Is it too much to hope that we much luck out one year and have a holiday? No-it’s a fat chance with a capital F. It’s bad enough that you wonder how much longer, you wonder, will you have to deal with care-giving. You WANT to be with Mom. It’s to the point where Mom doesn’t even know that its us. We don’t even mention the holidays for fear of triggering her sun-downing.You don’t even DREAM of envisioning what a holiday will be without the existence of Mom: I sat in Church trying to wrap my mind around the concept of not having a parent and, quite frankly, I didn’t like that. I KNOW that life goes on and look forward to it, but I still don’t like the reality of Mom being gone. Then I remember that she isn’t really here.
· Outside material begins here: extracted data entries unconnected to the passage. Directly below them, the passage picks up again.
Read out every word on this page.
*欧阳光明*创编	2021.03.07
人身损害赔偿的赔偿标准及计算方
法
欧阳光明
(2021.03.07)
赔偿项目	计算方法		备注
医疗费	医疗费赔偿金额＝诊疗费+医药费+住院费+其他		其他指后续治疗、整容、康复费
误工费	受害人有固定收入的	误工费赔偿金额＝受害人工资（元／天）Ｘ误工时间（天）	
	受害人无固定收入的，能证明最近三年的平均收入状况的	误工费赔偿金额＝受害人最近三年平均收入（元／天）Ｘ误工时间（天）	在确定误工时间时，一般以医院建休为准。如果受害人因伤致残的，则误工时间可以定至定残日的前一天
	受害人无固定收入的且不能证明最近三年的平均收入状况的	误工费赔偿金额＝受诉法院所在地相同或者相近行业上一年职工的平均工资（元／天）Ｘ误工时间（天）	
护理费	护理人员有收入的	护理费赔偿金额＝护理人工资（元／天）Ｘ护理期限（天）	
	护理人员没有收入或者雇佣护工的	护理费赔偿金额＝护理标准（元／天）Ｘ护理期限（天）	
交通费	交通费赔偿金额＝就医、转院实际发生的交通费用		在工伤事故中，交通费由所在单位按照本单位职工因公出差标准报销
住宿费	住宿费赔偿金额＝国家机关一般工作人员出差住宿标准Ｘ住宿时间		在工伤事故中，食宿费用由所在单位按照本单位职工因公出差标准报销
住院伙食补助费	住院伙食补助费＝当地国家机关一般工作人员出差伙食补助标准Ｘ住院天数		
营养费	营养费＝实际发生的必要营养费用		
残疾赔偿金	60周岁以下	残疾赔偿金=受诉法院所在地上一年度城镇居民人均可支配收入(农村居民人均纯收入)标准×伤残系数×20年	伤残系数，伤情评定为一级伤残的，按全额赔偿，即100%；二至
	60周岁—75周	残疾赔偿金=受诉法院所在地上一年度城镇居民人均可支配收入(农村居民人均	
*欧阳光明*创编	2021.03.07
I look at her care as taking care of my Mother, for my Mom has been gone for almost four years.

I miss her.

Not cold enough for them yet…

For my girls, Zosia and Kasia, I need it a wee bit colder…to kill the bugs!

A lot of dogs have been suffering because of the rainy August and September and the bugs that just won’t die. We have gone through courses of flea poison( i.e.,Frontline, advantage,etc) courses of steroid for itching, topical sprays to try to make them more comfortable. I even started them both this past week on Benadryl. Zush, as rule, turns puppy in the cooler weather. She is like me,in that we both hate to sweat. Kasia, at two, is still a puppy so it does tickle me to see them both enjoying the cooler weather. Now only if mother nature would cooperate and freeze the damn bugs out, we’d be a happy family!

the Girls- always together!

18 Years ago…..

Eighteen years ago, I was thirty-three years old. I had moved out on my own. And three months into my independence, I had a really bad lower back ache. You know how when you are hurting eventually you can get yourself into a position to fall asleep? Well, that November, I had my first 48 hours of NO sleep-the pain was that intense.

A visit to my gynecologist, who was an old guy in his late 70’s and on staff at Jefferson, revealed a cervical tumor the size of a grapefruit. Funny how as I never had any issues before in my life and here you go: what do I get butmy first one comes out of the gate like gangbusters. I was on the doorstep of stage three cancer.

Welcome to the world of cancer.

Fortunately, I had the luck of being sent down to a oncologic gynecological surgeon, Charles Dunton, who was working on a protocol for cervical cancer. I had daily radiation, chemotherapy, a radiation implant, and two weeks prior to my scheduled total hysterectomy, my pre-operative exam found NO tumor! The surgeon said he would have never know what was there, if he hadn’t been in on my case from the beginning. They had to do my surgery, because there was no guarantee the cancer hadn’t gone into my lymph nodes.One of my BFF’s, Kate, would come down from Pittsburgh on the weekends when I was in Jeff and there is no better buddy in the world…**Note to Kate-how I remember those 7th floor Gibbon visits-you ALWAYS were my rock!**

Fast forward through later cancers and health issues, loss of family members, finding my Jim, gaining two girls named Zush and Kasia, and my mother’s dementia.

God has me here for a reason, although when friends are suddenly gone due to cancer, I will be the first to admit the survivor’s guilt is great. I no longer wonder why I am still here. I just accept it, give thanks for it and realize a greater statement was never made than….” If it doesn’t kill you, it makes you stronger.’

I can’t even walk and chew gum at the same time…

I can’t even walk and chew gum at the same time…and juggling life issues is something I really can hope to stop doing someday.

Looking at people 5 times my size on the bus this morning and wondering what can I do to move far away from my current size, outside of sewing my mouth shut… I am writing down and counting calories, but looking at fellow passengers on a bus at 5:40 am, well, makes you question metabolism, sleep and a “hurry up and eat or you’ll be late” mechanism.

Just got off the phone with my brother Bob talking about Mom and family issues.

**sigh**

Trying to keep my life at home going at an even keel.

Trying to recover from Saturday’s fall.

“The job”.**sigh**

Zush and Kasia on Benadryl.

I guess you just keeping juggling until you drop something, right?Guess I just have to go out and get some fresh velcro for my hands to keep things going.